There’s no denying climate change – on YouTube and in Google ads, at least.
On Thursday, a week after banning anti-vaccine activists and accounts from YouTube, Google announced a new policy to prohibit the monetization of content that denies the existence of or effects related to climate change as agreed upon by authoritative scientific consensus.
Think content claiming climate change is a hoax, scam or political maneuver or that humans don’t contribute to climate change.
The purpose of the policy update is to remove some of the financial incentive that creators have to make problematic organic content in the first place.
For good measure, ads that promote climate change denial will also be banned, although the lion’s share of the problem is related to the monetization of content that includes climate change misinformation.
Google will roll out the new policy in a staggered manner, first to YouTube publisher and creator monetization tools beginning in early November, and then to all of Google’s advertising products, including AdSense and Google ads, starting in early December.
The policy does not apply to ads or content monetization that focus on public debates about climate policy, discussion of solutions, the real effects of climate change, new research or otherwise constructive conversations or coverage of climate change-related topics.
But one might wonder why Google is making this move now.
Climate change denial isn’t a new issue and, as Google notes in its own blog post, the company has been hearing for several years from advertisers who are concerned about their ads running alongside or helping to monetize false information about climate change. Publishers are also wary of climate change propaganda ads appearing in their videos or on their pages.
Users, too, have been exposed to such videos through YouTube’s recommendation algorithm, which has pushed climate change misinformation videos. Google has been tweaking its algorithm in recent years to recommend fewer videos featuring misinformation.
Perhaps the timing is related in part to the annual climate change conference hosted by the United Nations, which is set to take place starting at the end of the month, from October 31 through November 12.
Google worked with experts from the UN’s Intergovernmental Panel on Climate Change to assess and tweak its related policies.
One must say “tweak” because banning climate change misinformation involved updating an existing policy rather than creating a brand new one.

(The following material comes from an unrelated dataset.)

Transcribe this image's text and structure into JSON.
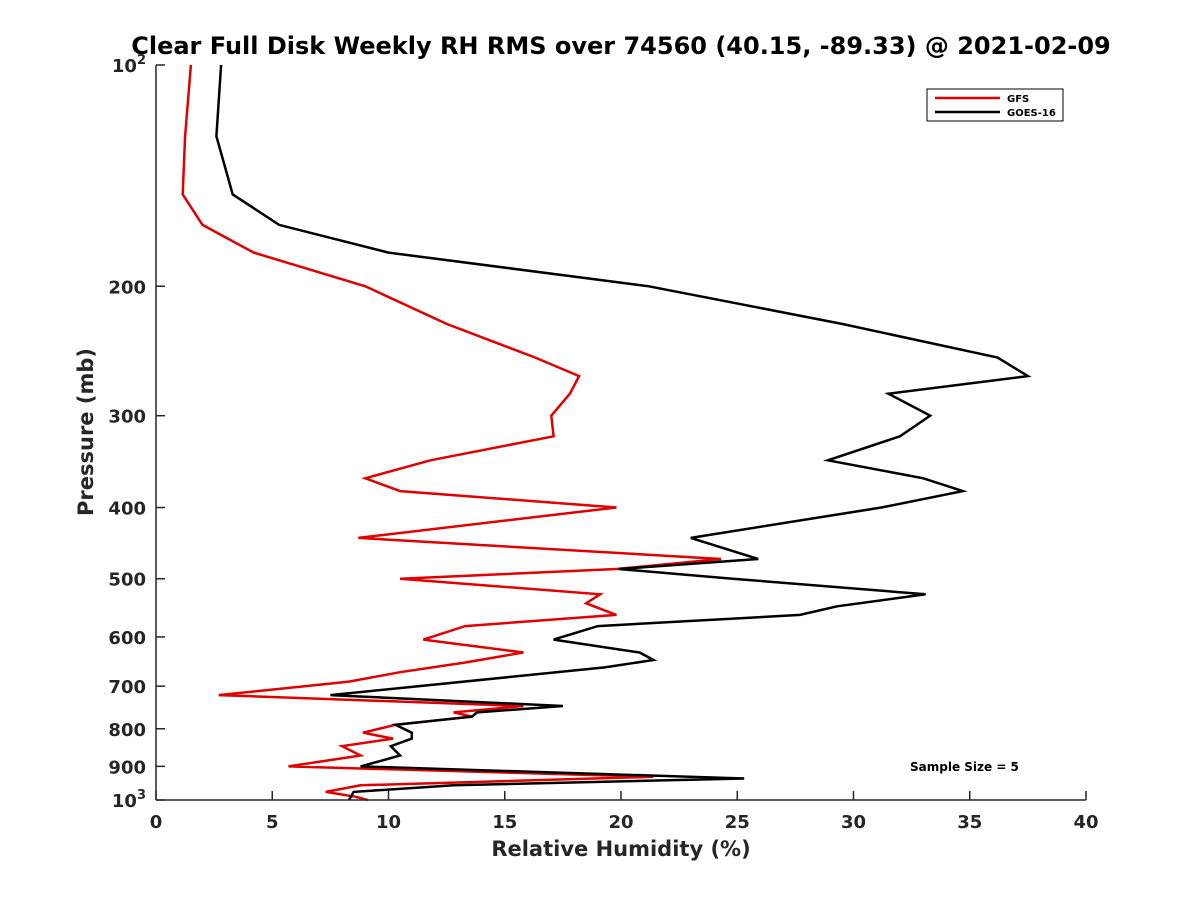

Google already had a policy that prohibits content and ads promoting unreliable and harmful claims, including those to do with elections, AIDS denial and anti-vaccine advocacy.
In cutting off monetization for climate change denial content, Google is expanding the scope of that existing policy with more detailed information related specifically to the concept of human-induced climate change.
Google did the same when it updated its policy covering harmful health claims to include all anti-vaccine content – not just content related to COVID-19 – claiming vaccines can cause cancer, infertility, autism and other health problems.